In Iran, Israel Rattles the Cage

by Hugh Fitzgerald

No one has claimed credit for the two recent cyberattacks on Iran’s Transport Ministry. But we can hazard a guess as to who was most likely behind them.

Here’s what those unidentified, bur identifiable, saboteurs were up to on July 9:

Train services in Iran were delayed by apparent cyberattacks on Friday, July 9, with hackers posting the phone number of the country’s Supreme Leader as the number to call for information, state-affiliated news outlets reported.

Trains were delayed or canceled as ticket offices, the national railway’s website and cargo services were disrupted, with “unprecedented chaos at railway stations across the country,” the state broadcaster IRIB reported.

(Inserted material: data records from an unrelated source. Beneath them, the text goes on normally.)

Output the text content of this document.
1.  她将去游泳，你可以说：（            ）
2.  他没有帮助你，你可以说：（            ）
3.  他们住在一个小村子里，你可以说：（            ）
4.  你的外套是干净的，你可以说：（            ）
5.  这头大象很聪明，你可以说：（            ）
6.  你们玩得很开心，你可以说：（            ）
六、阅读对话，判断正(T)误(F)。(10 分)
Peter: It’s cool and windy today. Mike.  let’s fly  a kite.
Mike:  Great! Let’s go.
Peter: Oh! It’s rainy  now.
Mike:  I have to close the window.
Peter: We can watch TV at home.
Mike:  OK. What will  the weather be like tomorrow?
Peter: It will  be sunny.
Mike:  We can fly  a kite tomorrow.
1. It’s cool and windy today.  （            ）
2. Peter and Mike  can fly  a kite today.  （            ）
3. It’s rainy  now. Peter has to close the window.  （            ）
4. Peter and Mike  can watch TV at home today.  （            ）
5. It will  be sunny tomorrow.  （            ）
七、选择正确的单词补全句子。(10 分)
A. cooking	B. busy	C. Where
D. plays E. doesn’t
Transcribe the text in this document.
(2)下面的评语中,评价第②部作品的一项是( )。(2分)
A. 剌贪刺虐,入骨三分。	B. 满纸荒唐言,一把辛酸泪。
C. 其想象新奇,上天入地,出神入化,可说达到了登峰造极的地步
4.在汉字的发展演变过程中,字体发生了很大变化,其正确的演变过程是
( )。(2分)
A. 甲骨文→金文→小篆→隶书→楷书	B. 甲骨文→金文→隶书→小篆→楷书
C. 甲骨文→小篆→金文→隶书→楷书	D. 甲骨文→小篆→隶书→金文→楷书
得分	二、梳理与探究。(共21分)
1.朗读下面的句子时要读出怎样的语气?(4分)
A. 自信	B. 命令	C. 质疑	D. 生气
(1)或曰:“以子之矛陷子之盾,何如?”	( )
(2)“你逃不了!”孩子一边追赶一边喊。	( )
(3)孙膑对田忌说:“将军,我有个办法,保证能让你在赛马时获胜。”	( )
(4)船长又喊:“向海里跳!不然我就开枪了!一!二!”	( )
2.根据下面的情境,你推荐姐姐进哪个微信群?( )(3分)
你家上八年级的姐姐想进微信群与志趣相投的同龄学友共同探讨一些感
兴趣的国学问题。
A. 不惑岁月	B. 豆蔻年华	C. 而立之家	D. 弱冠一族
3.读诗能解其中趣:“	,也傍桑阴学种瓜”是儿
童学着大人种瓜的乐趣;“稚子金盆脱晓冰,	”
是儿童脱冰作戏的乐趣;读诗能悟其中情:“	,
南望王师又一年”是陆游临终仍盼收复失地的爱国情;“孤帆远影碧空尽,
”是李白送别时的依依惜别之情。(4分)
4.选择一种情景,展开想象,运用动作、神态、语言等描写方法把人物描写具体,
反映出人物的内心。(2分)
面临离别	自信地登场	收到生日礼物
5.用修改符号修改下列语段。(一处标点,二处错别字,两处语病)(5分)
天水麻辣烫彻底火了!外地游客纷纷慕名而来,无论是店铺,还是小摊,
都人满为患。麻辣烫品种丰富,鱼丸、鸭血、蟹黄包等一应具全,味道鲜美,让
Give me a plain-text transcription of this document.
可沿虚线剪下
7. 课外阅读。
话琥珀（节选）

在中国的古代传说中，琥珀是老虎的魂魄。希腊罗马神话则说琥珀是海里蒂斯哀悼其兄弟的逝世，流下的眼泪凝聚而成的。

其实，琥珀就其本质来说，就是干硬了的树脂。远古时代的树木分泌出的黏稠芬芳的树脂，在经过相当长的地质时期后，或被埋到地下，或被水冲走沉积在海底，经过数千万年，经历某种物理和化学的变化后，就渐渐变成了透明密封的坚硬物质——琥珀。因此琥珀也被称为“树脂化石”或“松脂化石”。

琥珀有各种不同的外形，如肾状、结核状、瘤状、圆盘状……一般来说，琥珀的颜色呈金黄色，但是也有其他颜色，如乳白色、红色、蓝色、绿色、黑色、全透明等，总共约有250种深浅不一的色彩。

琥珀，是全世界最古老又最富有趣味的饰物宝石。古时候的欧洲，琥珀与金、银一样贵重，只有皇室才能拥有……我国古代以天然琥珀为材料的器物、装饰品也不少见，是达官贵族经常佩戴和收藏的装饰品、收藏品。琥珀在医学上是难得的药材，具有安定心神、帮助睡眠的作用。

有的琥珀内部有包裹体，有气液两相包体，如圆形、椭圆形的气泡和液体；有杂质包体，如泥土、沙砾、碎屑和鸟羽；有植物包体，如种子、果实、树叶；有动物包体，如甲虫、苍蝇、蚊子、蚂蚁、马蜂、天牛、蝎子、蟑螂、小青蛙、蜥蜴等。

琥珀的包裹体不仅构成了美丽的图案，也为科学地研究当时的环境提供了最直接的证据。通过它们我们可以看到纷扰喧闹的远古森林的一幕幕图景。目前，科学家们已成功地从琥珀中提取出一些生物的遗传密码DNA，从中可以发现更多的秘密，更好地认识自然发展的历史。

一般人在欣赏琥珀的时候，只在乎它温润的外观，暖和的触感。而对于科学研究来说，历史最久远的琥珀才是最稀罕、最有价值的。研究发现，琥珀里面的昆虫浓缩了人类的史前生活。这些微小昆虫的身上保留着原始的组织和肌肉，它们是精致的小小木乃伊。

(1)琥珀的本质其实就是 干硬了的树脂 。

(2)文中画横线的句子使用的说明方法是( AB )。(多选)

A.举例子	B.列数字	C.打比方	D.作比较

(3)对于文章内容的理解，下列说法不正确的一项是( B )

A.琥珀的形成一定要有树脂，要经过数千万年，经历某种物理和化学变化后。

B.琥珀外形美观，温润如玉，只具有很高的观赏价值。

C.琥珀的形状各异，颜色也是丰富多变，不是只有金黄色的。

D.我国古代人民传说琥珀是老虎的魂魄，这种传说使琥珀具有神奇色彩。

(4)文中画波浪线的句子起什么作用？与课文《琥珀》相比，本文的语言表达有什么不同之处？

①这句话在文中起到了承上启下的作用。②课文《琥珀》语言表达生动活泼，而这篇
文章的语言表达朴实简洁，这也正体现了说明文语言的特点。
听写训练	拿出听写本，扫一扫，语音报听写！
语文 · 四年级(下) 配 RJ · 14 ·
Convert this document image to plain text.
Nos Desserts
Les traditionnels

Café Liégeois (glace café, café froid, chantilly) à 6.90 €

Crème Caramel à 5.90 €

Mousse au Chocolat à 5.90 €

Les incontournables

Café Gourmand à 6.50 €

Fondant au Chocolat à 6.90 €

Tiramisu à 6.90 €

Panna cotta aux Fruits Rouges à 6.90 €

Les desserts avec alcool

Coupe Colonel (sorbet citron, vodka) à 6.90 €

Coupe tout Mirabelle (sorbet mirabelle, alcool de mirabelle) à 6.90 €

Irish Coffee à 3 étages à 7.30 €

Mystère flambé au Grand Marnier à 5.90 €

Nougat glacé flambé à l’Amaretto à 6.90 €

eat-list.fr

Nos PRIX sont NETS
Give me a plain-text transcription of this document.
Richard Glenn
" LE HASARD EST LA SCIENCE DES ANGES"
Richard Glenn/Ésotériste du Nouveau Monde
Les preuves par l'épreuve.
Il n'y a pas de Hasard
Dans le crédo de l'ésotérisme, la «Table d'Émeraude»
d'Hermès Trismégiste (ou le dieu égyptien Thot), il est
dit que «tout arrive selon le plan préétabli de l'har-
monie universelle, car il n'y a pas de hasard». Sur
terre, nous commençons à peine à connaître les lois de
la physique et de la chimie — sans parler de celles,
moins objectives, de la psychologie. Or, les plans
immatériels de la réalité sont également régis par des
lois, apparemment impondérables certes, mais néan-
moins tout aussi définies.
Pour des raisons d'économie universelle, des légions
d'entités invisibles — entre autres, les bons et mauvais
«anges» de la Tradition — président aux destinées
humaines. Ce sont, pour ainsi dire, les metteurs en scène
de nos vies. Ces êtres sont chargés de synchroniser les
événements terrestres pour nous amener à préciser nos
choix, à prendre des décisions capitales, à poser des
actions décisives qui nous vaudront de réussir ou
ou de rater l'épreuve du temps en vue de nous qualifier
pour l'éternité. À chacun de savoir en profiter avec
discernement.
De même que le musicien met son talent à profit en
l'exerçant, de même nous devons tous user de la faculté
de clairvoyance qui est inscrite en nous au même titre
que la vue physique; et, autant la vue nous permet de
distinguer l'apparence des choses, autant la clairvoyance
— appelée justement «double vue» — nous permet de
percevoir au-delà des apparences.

A notice on electronic boards at stations asked travelers to call a number which in fact belonged to the office of Supreme Leader Ayatollah Ali Khamenei, IRIB and the semi-official news agency Fars said.

“Long delays due to cyberattacks,” said another notice on station boards, Fars added.

IRIB later quoted a state railway company spokesman as saying technicians were checking the disruptions and denying that there were major delays.

That was on Friday. The next day, July 10, there was a large explosion at a park in Tehran, apparently caused by a stun gun. It is reported on here:

A large explosion was heard in Iran’s capital on Saturday, according to the Iranian Fars News agency.

Later reports indicated that the explosion was caused by a stun grenade – a device which explodes with bright light and a loud sound – which had been set up to go off in a park near an adjoining hospital building, a TV reporter said.

More important, the explosion was set off near the headquarters of the state radio and television.

Tehran Deputy Governor Hamid Reza Goudarzi, who is in charge of security issues in the city, visited the site.

“Just one explosion took place inside Mellat (People) Park,” he told the semi-official Tasnim news agency.

Asked whether the incident was an attack, Goudarzi said: “We are investigating the dimensions and causes of the incident and we will provide information after we are sure.”

Deputy Security Chief for Tehran Province Hamidreza Goudarzi has been quoted by the IRGC-affiliated Tasnim News as saying that the incident is under investigation, it was unclear at this time what caused it, and it is unknown whether or not it was an act of terrorism.

This explosion in the Tehran park was mainly an attempt to disturb the equanimity of the authorities. In a hundred sundry ways – with major attacks on nuclear facilities, petrochemical plants, power plants, missile sites, nuclear scientists, cyberwarfare with the Stuxnet computer virus, and sabotage at Natanz that destroyed thousands of centrifuges – the Islamic Republic’s nuclear project has been under severe assault. But other attacks, less deadly – including the cyberwarfare that caused “unprecedented chaos” in the railroads, or this stun gun explosion the next day — serve as less-deadly reminders that the Islamic Republic’s enemies neither slumber nor sleep, and can strike where they will.

And on Saturday, there was a second cyberattack on the website of the Transport Ministry, discussed here:

The website of Iran’s transport ministry was taken down on Saturday by what state television said was a “cyber disruption,” a day after an apparent cyberattack on the state railway company.

Computer systems of the staff of the Ministry of Roads and Urban Development were the subject of the attack which resulted in the ministry’s portal and sub-portal sites becoming unavailable, the TV channel reported.

It didn’t give any indication of who it believed could have been behind the attack and did not say if any ransom demand had been made.

Telecommunications Minister Mohammad Javad Azari-Jahromi warned on Saturday of possible ransomware attacks unless vulnerabilities in computer systems were dealt with, Iranian news outlets reported.

Iran says it is on high alert for online assaults, which it has blamed in the past on the United States and Israel.

We’ll see just how “high” that high alert turns out to be during the next few months, as the world witnesses more of those cyberattacks that will keep on rattling the Islamic Republic.

No one has claimed credit for any of these attacks. But they don’t need to. You know, and I know – and the Iranians know, too – who is almost certainly behind them. The same country that brought us Stuxnet, and sabotage at centrifuge plants, both aboveground and 50 meters underground, at Natanz, and whose agents managed to steal Iran’s nuclear archive, and engage in other acts of derring-do, including the targeted assassinations of five nuclear scientists. The same people who have been responsible since 2020 for “mysterious explosions” at petrochemical plants, power plants, and alleged missile sites around Iran. The Iranian dissidents in exile have written a letter to Prime Minister Naftali Bennett, asking that little Israel keep up the good work in Iran. And of course, to the Islamic Republic’s great discomfiture and chagrin, little Israel will do exactly that.